Introduction
In 2025, the State Council issued the “Opinions on Deepening the Implementation of the ‘Artificial Intelligence+’ Action,” which outlined the overall requirements, development goals, and key directions for promoting the deep integration of artificial intelligence (AI) across various sectors of the economy and society. Following this, the “Beijing AI Education Work Plan for Primary and Secondary Schools (2025-2027)” was introduced, establishing AI as a core engine for driving high-quality development in basic education.
Education Minister Huai Jinpeng noted that AI brings new opportunities for education while also posing challenges in responding to technological revolutions and industrial transformations. As a foundational stage for talent cultivation, primary education must break through the limitations of traditional teaching models and deeply integrate AI technology throughout the educational process, transitioning from a “one-size-fits-all” teaching approach to one that empowers differentiated growth.
The Fengtai Experimental Primary School of the Beijing Academy of Educational Sciences, as a national AI education experimental school, has adhered to the educational philosophy of “differentiated growth” since its establishment in 2012. Under the guidance of party building, the school has developed an ecological education system called the “Fertile Soil Curriculum”. After 13 years of exploration, the school has formed an AI education practice system that encompasses curriculum development, teaching practice, and evaluation reform, meeting the diverse growth needs of students.
Multifaceted Practical Pathways: Systematic Iteration of Curriculum, Teaching, and Evaluation
Firstly, the school has restructured its curriculum system, achieving a three-level integration of AI in course design.

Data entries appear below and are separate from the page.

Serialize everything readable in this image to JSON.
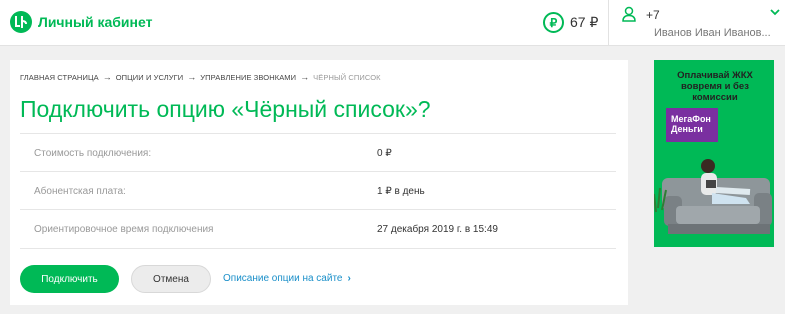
{
  "header": {
    "logo_text": "Личный кабинет",
    "balance": "67 ₽",
    "currency_icon": "₽",
    "account_phone": "+7",
    "account_name": "Иванов Иван Иванов..."
  },
  "breadcrumb": [
    {
      "label": "Главная страница"
    },
    {
      "label": "Опции и услуги"
    },
    {
      "label": "Управление звонками"
    },
    {
      "label": "Чёрный список"
    }
  ],
  "page_title": "Подключить опцию «Чёрный список»?",
  "details": [
    {
      "label": "Стоимость подключения:",
      "value": "0 ₽"
    },
    {
      "label": "Абонентская плата:",
      "value": "1 ₽ в день"
    },
    {
      "label": "Ориентировочное время подключения",
      "value": "27 декабря 2019 г. в 15:49"
    }
  ],
  "actions": {
    "connect_label": "Подключить",
    "cancel_label": "Отмена",
    "description_link": "Описание опции на сайте"
  },
  "ad": {
    "headline": "Оплачивай ЖКХ вовремя и без комиссии",
    "badge": "МегаФон Деньги"
  },
  "colors": {
    "brand_green": "#00b956",
    "link_blue": "#1a8fc9",
    "badge_purple": "#7a2fa0"
  }
}
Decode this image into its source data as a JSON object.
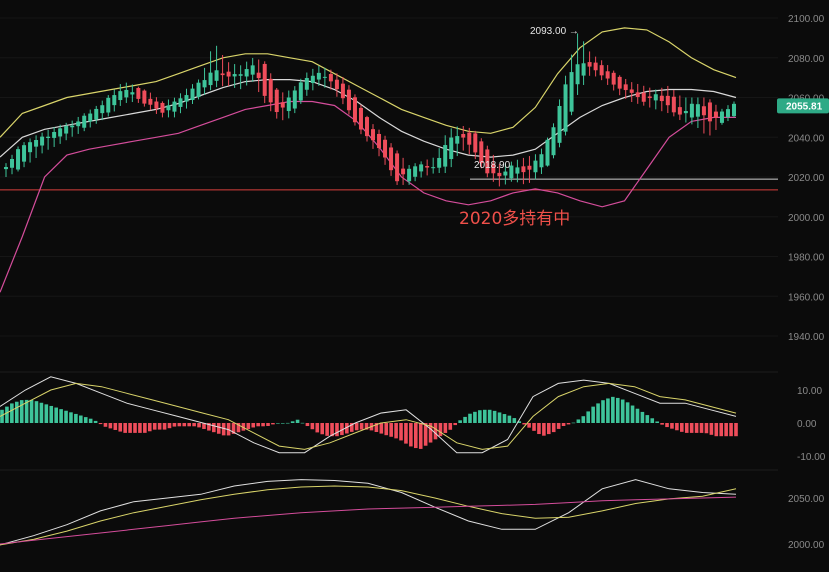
{
  "chart_data": [
    {
      "type": "candlestick",
      "panel": "price",
      "ylim": [
        1930,
        2108
      ],
      "y_ticks": [
        "2100.00",
        "2080.00",
        "2060.00",
        "2040.00",
        "2020.00",
        "2000.00",
        "1980.00",
        "1960.00",
        "1940.00"
      ],
      "y_tick_values": [
        2100,
        2080,
        2060,
        2040,
        2020,
        2000,
        1980,
        1960,
        1940
      ],
      "last_price_label": "2055.81",
      "last_price": 2055.81,
      "high_annotation": "2093.00",
      "high_value": 2093.0,
      "low_annotation": "2018.90",
      "low_value": 2018.9,
      "support_line_value": 2013.5,
      "support_line_label_value": 2018.9,
      "text_annotation": "2020多持有中",
      "ohlc_anchors": [
        [
          2024,
          2027,
          2020,
          2025
        ],
        [
          2025,
          2036,
          2023,
          2034
        ],
        [
          2034,
          2040,
          2028,
          2038
        ],
        [
          2038,
          2043,
          2033,
          2040
        ],
        [
          2040,
          2046,
          2036,
          2044
        ],
        [
          2044,
          2048,
          2040,
          2046
        ],
        [
          2046,
          2052,
          2043,
          2050
        ],
        [
          2050,
          2056,
          2047,
          2054
        ],
        [
          2054,
          2062,
          2051,
          2060
        ],
        [
          2060,
          2068,
          2057,
          2064
        ],
        [
          2064,
          2066,
          2058,
          2061
        ],
        [
          2061,
          2063,
          2054,
          2056
        ],
        [
          2056,
          2058,
          2050,
          2053
        ],
        [
          2053,
          2060,
          2050,
          2058
        ],
        [
          2058,
          2065,
          2055,
          2062
        ],
        [
          2062,
          2070,
          2060,
          2068
        ],
        [
          2068,
          2088,
          2065,
          2074
        ],
        [
          2074,
          2078,
          2066,
          2070
        ],
        [
          2070,
          2076,
          2064,
          2072
        ],
        [
          2072,
          2080,
          2068,
          2076
        ],
        [
          2076,
          2078,
          2056,
          2060
        ],
        [
          2060,
          2062,
          2048,
          2052
        ],
        [
          2052,
          2064,
          2050,
          2062
        ],
        [
          2062,
          2072,
          2060,
          2070
        ],
        [
          2070,
          2076,
          2066,
          2072
        ],
        [
          2072,
          2074,
          2064,
          2068
        ],
        [
          2068,
          2070,
          2056,
          2058
        ],
        [
          2058,
          2060,
          2044,
          2046
        ],
        [
          2046,
          2048,
          2036,
          2040
        ],
        [
          2040,
          2042,
          2028,
          2032
        ],
        [
          2032,
          2034,
          2016,
          2018
        ],
        [
          2018,
          2026,
          2016,
          2024
        ],
        [
          2024,
          2028,
          2020,
          2026
        ],
        [
          2026,
          2030,
          2022,
          2024
        ],
        [
          2024,
          2044,
          2022,
          2040
        ],
        [
          2040,
          2046,
          2034,
          2042
        ],
        [
          2042,
          2044,
          2030,
          2034
        ],
        [
          2034,
          2036,
          2020,
          2022
        ],
        [
          2022,
          2026,
          2015,
          2020
        ],
        [
          2020,
          2028,
          2018,
          2026
        ],
        [
          2026,
          2030,
          2016,
          2022
        ],
        [
          2022,
          2032,
          2020,
          2030
        ],
        [
          2030,
          2044,
          2028,
          2042
        ],
        [
          2042,
          2070,
          2040,
          2066
        ],
        [
          2066,
          2093,
          2062,
          2078
        ],
        [
          2078,
          2082,
          2072,
          2076
        ],
        [
          2076,
          2078,
          2068,
          2070
        ],
        [
          2070,
          2072,
          2062,
          2066
        ],
        [
          2066,
          2068,
          2058,
          2062
        ],
        [
          2062,
          2066,
          2056,
          2058
        ],
        [
          2058,
          2064,
          2054,
          2062
        ],
        [
          2062,
          2066,
          2052,
          2055
        ],
        [
          2055,
          2060,
          2048,
          2050
        ],
        [
          2050,
          2060,
          2046,
          2058
        ],
        [
          2058,
          2060,
          2040,
          2048
        ],
        [
          2048,
          2054,
          2046,
          2052
        ],
        [
          2052,
          2058,
          2050,
          2056
        ]
      ],
      "series": [
        {
          "name": "",
          "color": "#d9d46a",
          "values": [
            2040,
            2052,
            2056,
            2060,
            2062,
            2064,
            2066,
            2068,
            2072,
            2076,
            2080,
            2082,
            2082,
            2080,
            2078,
            2072,
            2066,
            2060,
            2054,
            2050,
            2046,
            2043,
            2042,
            2045,
            2055,
            2072,
            2085,
            2093,
            2095,
            2094,
            2088,
            2080,
            2074,
            2070
          ]
        },
        {
          "name": "",
          "color": "#d9d9d9",
          "values": [
            2030,
            2040,
            2044,
            2046,
            2048,
            2050,
            2052,
            2054,
            2057,
            2061,
            2065,
            2068,
            2069,
            2069,
            2068,
            2064,
            2058,
            2050,
            2043,
            2038,
            2034,
            2031,
            2030,
            2031,
            2034,
            2042,
            2050,
            2056,
            2060,
            2063,
            2064,
            2064,
            2063,
            2060
          ]
        },
        {
          "name": "",
          "color": "#d44d9b",
          "values": [
            1962,
            1990,
            2020,
            2031,
            2034,
            2036,
            2038,
            2040,
            2042,
            2046,
            2050,
            2054,
            2056,
            2058,
            2058,
            2056,
            2048,
            2035,
            2020,
            2012,
            2008,
            2006,
            2008,
            2012,
            2014,
            2012,
            2008,
            2005,
            2008,
            2024,
            2040,
            2048,
            2050,
            2050
          ]
        }
      ]
    },
    {
      "type": "bar",
      "panel": "macd",
      "ylim": [
        -14,
        14
      ],
      "y_ticks": [
        "10.00",
        "0.00",
        "-10.00"
      ],
      "y_tick_values": [
        10,
        0,
        -10
      ],
      "histogram": [
        4,
        6,
        7,
        7,
        6,
        5,
        4,
        3,
        2,
        1,
        -1,
        -2,
        -3,
        -3,
        -3,
        -2,
        -2,
        -1,
        -1,
        -1,
        -2,
        -3,
        -4,
        -3,
        -2,
        -1,
        -1,
        0,
        0,
        1,
        -1,
        -3,
        -4,
        -4,
        -3,
        -2,
        -2,
        -3,
        -4,
        -5,
        -7,
        -8,
        -6,
        -4,
        -2,
        1,
        3,
        4,
        4,
        3,
        2,
        0,
        -2,
        -4,
        -3,
        -1,
        0,
        2,
        5,
        7,
        8,
        7,
        5,
        3,
        1,
        -1,
        -2,
        -3,
        -3,
        -3,
        -4,
        -4,
        -4
      ],
      "series": [
        {
          "name": "",
          "color": "#e0e0e0",
          "values": [
            5,
            10,
            14,
            12,
            9,
            6,
            4,
            2,
            0,
            -2,
            -6,
            -9,
            -9,
            -4,
            0,
            3,
            4,
            -2,
            -9,
            -9,
            -5,
            8,
            12,
            13,
            12,
            9,
            6,
            6,
            4,
            2
          ]
        },
        {
          "name": "",
          "color": "#d9d46a",
          "values": [
            2,
            6,
            10,
            12,
            11,
            9,
            7,
            5,
            3,
            1,
            -3,
            -7,
            -8,
            -6,
            -3,
            0,
            1,
            -1,
            -6,
            -8,
            -7,
            2,
            8,
            11,
            12,
            11,
            8,
            7,
            5,
            3
          ]
        }
      ]
    },
    {
      "type": "line",
      "panel": "lower",
      "ylim": [
        1990,
        2080
      ],
      "y_ticks": [
        "2050.00",
        "2000.00"
      ],
      "y_tick_values": [
        2050,
        2000
      ],
      "series": [
        {
          "name": "",
          "color": "#e0e0e0",
          "values": [
            1999,
            2009,
            2021,
            2036,
            2046,
            2050,
            2054,
            2063,
            2068,
            2070,
            2069,
            2066,
            2056,
            2040,
            2025,
            2016,
            2016,
            2034,
            2060,
            2070,
            2060,
            2056,
            2054
          ]
        },
        {
          "name": "",
          "color": "#d9d46a",
          "values": [
            1999,
            2005,
            2014,
            2025,
            2034,
            2041,
            2048,
            2054,
            2059,
            2062,
            2063,
            2062,
            2058,
            2050,
            2041,
            2033,
            2028,
            2029,
            2036,
            2044,
            2049,
            2052,
            2060
          ]
        },
        {
          "name": "",
          "color": "#d44d9b",
          "values": [
            2000,
            2004,
            2008,
            2012,
            2016,
            2020,
            2024,
            2028,
            2031,
            2034,
            2036,
            2038,
            2039,
            2040,
            2041,
            2042,
            2043,
            2045,
            2047,
            2048,
            2049,
            2050,
            2051
          ]
        }
      ]
    }
  ]
}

Basic courses utilize AI-enabled differentiated teaching methods, deeply embedding AI elements into subject instruction. Tasks are designed based on students’ cognitive differences: In the third grade information technology class, Bingo robots and AI general knowledge courses are introduced to awaken technical awareness through programming and hands-on practice. In the lesson “Brushing Li”, students engage in a task called “I Represent Cao Xiaosan” using the “Feng Jicai AI Video”. Most students grasp the emotional trajectory of Cao Xiaosan. In the lesson “Ancient Versus Modern”, AI dynamically presents the evolution of Chinese characters and assists in reading training. In mathematics, an intelligent platform simulates a basketball game, allowing students to adjust parameters and observe changes in shooting accuracy, thereby visualizing statistical concepts. For homework, the AI assigns practice exercises based on student performance in the “Ancient Versus Modern” lesson, providing precise support for differentiated growth.

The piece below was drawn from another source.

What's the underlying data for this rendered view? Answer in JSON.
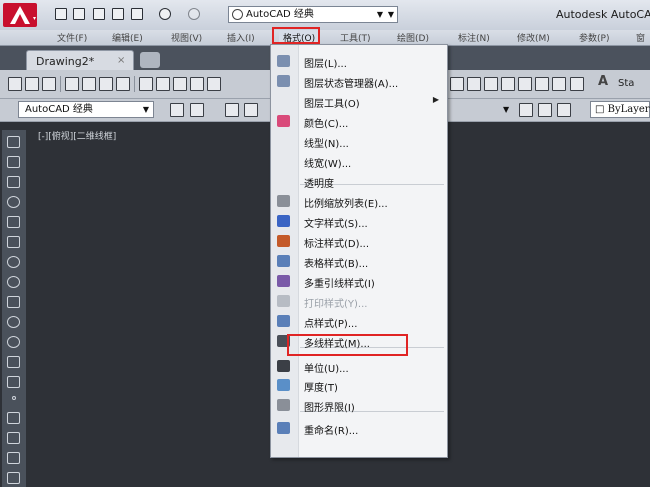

The school offers extension courses in intelligent robotics and programming, including a 3D modeling creative workshop and BT robot programming. Project-based learning activities such as “I Participate in Playground Renovation” and “Crazy Roller Coaster” allow students to use AIGC (AI-generated content technology) tools to transform ideas into visual outcomes. In collaboration with the Hong Kong Lok Sin Tong Leung Kau Kui School, the dual-teacher classroom “Crazy Roller Coaster” utilizes real-time video connections, enabling students to upload design diagrams and test videos through corresponding software, sharing and evaluating in real-time, and continuing to interact and optimize their work outside of class. This implements interdisciplinary AI practice projects.
The school standardizes extracurricular clubs for sports, technology, and arts, developing personalized courses in AI-assisted creation and intelligent programming to support students’ interests. The Art Academy conducts the “AI Design of Jing Embroidery Patterns” project, where students optimize creative plans using AI tools. The Science and Innovation Academy offers a robotics club and maker lab, where students complete exploratory projects using programming and sensors. In the Labor Academy’s “Campus Vegetable Garden” project, students use AI tools to collect data on plant growth and analyze the impact of environmental factors.
Secondly, the teaching model has been innovated, with AI applications implemented in multiple scenarios.
Each subject conducts targeted integration of AI practical applications: In information technology, the “Huan Xiao Zhi” intelligent agent explains professional knowledge, aiding STEAM (Science, Technology, Engineering, Arts, Mathematics) problem-solving; in art, a digital person named “Pan Qiqi” is introduced to assist in teaching and evaluating artwork; in music, AI is used to compose songs and generate musical animations; in English, the Youdao Dictionary Pen shortens word lookup time and provides standard pronunciation.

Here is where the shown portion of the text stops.